Rendy Renuki H    •    20 November 2018 22:45 WIB
berita kemenpora
Pekan Olahraga Perempuan 2018 Lahirkan Juara Baru
Penutupan Pekan Olahraga Perempuan (POP) 2018 di GOR Otista, Jakarta TImur, Selasa 20 November (Istimewa)

Jakarta: Pekan Olahraga Pelajar (POP) 2018 resmi ditutup di GOR Otista, Jakarta Timur, Selasa 20 November. POP 2018 yang diprakarsai Kementerian Pemuda dan Olahraga (Kemenpora), Fataya NU, dan Kedubes Australia ini melahirkan para juara baru dari tiga cabang olahraga (cabor).

Juara satu cabor bola voli berhasil diraih Polda Semeru Jawa Timur, juara 1 bulutangkis dimenangkan Perwosi Tulungagung serta juara 1 hadang/gobag sodor sukes disabet Perwosi Kabupaten Sidoarjo.

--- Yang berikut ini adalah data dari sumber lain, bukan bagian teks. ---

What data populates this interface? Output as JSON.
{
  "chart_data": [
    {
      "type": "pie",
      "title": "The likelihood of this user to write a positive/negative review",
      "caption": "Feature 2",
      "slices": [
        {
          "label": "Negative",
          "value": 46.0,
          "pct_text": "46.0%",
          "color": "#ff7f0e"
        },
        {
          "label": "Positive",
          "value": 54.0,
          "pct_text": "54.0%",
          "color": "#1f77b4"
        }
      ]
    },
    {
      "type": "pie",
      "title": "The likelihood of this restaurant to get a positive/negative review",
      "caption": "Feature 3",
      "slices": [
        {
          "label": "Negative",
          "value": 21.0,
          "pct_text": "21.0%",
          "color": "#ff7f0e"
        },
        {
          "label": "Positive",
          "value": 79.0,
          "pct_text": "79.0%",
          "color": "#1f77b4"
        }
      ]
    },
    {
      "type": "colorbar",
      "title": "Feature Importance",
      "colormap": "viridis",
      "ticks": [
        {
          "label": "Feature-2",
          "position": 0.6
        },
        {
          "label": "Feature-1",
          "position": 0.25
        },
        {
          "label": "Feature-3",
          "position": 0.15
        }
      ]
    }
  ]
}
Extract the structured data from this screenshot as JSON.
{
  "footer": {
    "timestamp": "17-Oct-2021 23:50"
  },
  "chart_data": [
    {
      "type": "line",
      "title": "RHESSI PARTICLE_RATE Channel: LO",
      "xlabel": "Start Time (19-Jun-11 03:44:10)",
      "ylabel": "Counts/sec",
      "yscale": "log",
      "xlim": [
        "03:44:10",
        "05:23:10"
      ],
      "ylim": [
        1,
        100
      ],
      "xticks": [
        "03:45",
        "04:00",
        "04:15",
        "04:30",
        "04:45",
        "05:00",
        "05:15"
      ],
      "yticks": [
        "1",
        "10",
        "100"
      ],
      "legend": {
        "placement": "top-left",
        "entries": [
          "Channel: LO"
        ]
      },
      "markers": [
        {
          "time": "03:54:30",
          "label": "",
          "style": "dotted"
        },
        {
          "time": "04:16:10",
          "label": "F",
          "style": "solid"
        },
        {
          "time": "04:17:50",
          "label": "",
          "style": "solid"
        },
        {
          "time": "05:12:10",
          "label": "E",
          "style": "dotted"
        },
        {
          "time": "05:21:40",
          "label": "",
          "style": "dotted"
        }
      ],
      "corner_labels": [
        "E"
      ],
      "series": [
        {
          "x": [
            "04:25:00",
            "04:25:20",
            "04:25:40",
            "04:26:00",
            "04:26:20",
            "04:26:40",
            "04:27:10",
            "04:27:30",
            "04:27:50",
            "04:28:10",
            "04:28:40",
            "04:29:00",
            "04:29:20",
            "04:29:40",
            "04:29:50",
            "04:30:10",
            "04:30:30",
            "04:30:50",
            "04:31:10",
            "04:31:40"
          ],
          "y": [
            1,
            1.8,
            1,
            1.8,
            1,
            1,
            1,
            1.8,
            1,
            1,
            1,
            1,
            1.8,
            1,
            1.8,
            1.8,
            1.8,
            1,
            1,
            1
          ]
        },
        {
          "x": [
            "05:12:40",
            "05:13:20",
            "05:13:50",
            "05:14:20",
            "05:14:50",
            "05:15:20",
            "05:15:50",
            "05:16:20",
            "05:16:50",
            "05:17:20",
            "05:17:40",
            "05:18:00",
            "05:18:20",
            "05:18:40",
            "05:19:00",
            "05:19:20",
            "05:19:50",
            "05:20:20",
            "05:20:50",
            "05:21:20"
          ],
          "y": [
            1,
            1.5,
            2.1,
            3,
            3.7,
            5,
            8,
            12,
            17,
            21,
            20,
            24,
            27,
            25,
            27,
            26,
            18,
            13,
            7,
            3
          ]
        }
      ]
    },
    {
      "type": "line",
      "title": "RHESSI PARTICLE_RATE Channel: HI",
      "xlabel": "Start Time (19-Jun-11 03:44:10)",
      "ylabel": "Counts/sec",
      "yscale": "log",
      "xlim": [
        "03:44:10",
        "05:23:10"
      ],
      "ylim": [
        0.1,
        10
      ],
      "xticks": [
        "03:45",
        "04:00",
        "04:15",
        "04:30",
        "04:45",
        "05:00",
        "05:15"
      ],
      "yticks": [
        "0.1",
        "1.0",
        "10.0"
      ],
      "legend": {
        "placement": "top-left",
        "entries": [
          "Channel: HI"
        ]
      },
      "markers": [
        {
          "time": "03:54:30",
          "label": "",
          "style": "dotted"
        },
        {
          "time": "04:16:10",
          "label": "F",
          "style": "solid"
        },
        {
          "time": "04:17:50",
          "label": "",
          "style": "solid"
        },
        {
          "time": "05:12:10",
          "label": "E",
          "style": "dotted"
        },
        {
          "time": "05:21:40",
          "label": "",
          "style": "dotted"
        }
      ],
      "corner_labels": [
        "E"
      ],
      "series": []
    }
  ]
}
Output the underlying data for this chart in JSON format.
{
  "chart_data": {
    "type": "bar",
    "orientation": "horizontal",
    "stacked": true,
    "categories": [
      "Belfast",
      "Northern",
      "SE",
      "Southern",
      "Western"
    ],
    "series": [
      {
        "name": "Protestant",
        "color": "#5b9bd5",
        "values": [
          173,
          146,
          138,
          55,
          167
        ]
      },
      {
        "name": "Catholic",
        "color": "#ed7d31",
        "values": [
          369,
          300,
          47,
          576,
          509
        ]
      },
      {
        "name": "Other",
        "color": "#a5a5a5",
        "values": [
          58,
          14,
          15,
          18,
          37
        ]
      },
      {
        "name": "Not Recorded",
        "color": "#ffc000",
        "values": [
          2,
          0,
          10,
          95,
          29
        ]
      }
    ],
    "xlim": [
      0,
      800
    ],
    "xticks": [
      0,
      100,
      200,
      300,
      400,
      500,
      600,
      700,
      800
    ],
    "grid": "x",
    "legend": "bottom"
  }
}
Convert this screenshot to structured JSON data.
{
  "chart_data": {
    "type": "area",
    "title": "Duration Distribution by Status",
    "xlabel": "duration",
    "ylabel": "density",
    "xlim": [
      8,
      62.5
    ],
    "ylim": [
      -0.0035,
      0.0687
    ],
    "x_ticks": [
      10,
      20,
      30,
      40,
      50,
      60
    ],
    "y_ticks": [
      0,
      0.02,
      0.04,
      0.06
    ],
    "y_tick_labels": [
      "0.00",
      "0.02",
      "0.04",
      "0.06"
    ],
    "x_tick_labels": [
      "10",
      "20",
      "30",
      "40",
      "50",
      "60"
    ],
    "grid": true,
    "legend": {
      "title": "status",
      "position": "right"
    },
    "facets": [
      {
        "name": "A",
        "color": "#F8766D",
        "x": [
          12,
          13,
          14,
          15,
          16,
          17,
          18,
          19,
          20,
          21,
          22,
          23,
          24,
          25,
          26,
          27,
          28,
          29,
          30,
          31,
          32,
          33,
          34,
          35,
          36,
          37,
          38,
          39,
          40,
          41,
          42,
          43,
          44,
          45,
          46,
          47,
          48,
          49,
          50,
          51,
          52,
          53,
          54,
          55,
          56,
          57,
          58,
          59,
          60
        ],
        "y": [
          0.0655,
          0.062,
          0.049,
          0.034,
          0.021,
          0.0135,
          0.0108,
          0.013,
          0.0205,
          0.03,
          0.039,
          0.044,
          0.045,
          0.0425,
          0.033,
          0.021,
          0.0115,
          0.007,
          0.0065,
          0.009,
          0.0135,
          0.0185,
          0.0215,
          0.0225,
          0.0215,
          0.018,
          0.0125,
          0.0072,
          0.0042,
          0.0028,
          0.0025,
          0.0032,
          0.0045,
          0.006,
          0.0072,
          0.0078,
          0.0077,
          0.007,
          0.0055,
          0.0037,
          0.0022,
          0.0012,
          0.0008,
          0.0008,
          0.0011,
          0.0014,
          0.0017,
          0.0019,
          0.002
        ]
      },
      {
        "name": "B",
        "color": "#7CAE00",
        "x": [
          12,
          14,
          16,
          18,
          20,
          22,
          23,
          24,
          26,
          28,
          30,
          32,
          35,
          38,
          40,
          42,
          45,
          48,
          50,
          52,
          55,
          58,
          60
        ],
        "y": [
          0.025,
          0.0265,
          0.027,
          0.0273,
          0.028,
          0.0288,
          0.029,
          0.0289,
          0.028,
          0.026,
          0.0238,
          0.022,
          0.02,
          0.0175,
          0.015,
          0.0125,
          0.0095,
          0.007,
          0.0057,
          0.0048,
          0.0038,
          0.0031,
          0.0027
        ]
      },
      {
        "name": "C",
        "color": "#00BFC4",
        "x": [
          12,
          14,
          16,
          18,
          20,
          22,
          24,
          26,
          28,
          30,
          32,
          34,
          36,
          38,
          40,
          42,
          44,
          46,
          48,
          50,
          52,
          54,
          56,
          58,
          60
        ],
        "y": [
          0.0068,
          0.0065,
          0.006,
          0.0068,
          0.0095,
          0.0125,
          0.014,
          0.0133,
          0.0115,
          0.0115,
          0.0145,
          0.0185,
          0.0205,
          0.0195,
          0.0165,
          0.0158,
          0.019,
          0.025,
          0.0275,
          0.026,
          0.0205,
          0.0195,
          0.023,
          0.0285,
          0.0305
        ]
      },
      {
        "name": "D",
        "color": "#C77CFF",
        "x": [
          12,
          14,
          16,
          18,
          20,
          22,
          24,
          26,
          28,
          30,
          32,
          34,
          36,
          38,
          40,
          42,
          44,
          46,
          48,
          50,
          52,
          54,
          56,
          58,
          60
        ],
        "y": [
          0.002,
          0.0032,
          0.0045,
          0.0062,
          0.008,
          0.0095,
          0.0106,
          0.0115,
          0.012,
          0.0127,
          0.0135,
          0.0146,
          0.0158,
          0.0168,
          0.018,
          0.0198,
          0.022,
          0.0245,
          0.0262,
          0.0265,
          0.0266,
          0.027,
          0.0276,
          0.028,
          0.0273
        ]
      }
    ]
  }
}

Ajang ini dibuka di Semarang hingga berakhir di DKI Jakarta, setiap cabor diikuti enam peserta. Masing-masing jawara srikandi nasional berhak atas hadiah senilai Rp 40 juta.

Secara simbolis hadiah diberikan langsung oleh Ketua Umum PBNU, Said Aqil, Ketua Umum PP Fatayat NU, Anggia Ermarini, dan Deputi Pembudayaan Olahraga Raden Isnanta di GOR Otista, Jakarta Timur, Selasa (20/11/2018).

Prosesi penutupan POP 2018 ditandai dengan menabuh rebana sekaligus memeringati Perayaan Maulid Nabi.

"Dengan menyebut Al-hamdu lillahi rabbil 'alamin Pekan Olahraga Perempuan resmi berakhir," kata Said disambut riuh tepuk tangan.

Sementara Anggia Ermarini menyerukan bahwa perempuan Indonesia kini lebih familiar dengan dunia olahraga lewat Pekan Olahraga Perempuan.

"Kalau selama ini olahraga identik dengan lelaki, menurut saya itu wajar karena perempuan tidak banyak terlibat di sana. Tujuan kami adalah membudayakan olahraga, menjadikan olahraga sebagai life style, jadi bukan untuk mencetak atlet profesional," tutur Anggia.

Deputi Pembudayaan Olahraga Raden Isnanta mewakili Menpora Imam Nahrawi berharap kegiatan ini bisa konsisten terlaksana setiap tahunnya.

"Grand final ini sudah selesai. Ini merupakan sebuah perjalanan panjang yang dirintis Fatayat. Pemerintah melalui Kemenpora mendukung agar masyarakat berbudaya hidup sehat," ujar Isnanta.

"Memang salah satu tugas Kemenpora adalah menyehatkan, membugarkan 250 juta lebih penduduk Indonesia. Saat ini statistik baru 30 persen. Berarti 70 persen masih belum bugar. Artinya masih ada yang berpotensi sakit."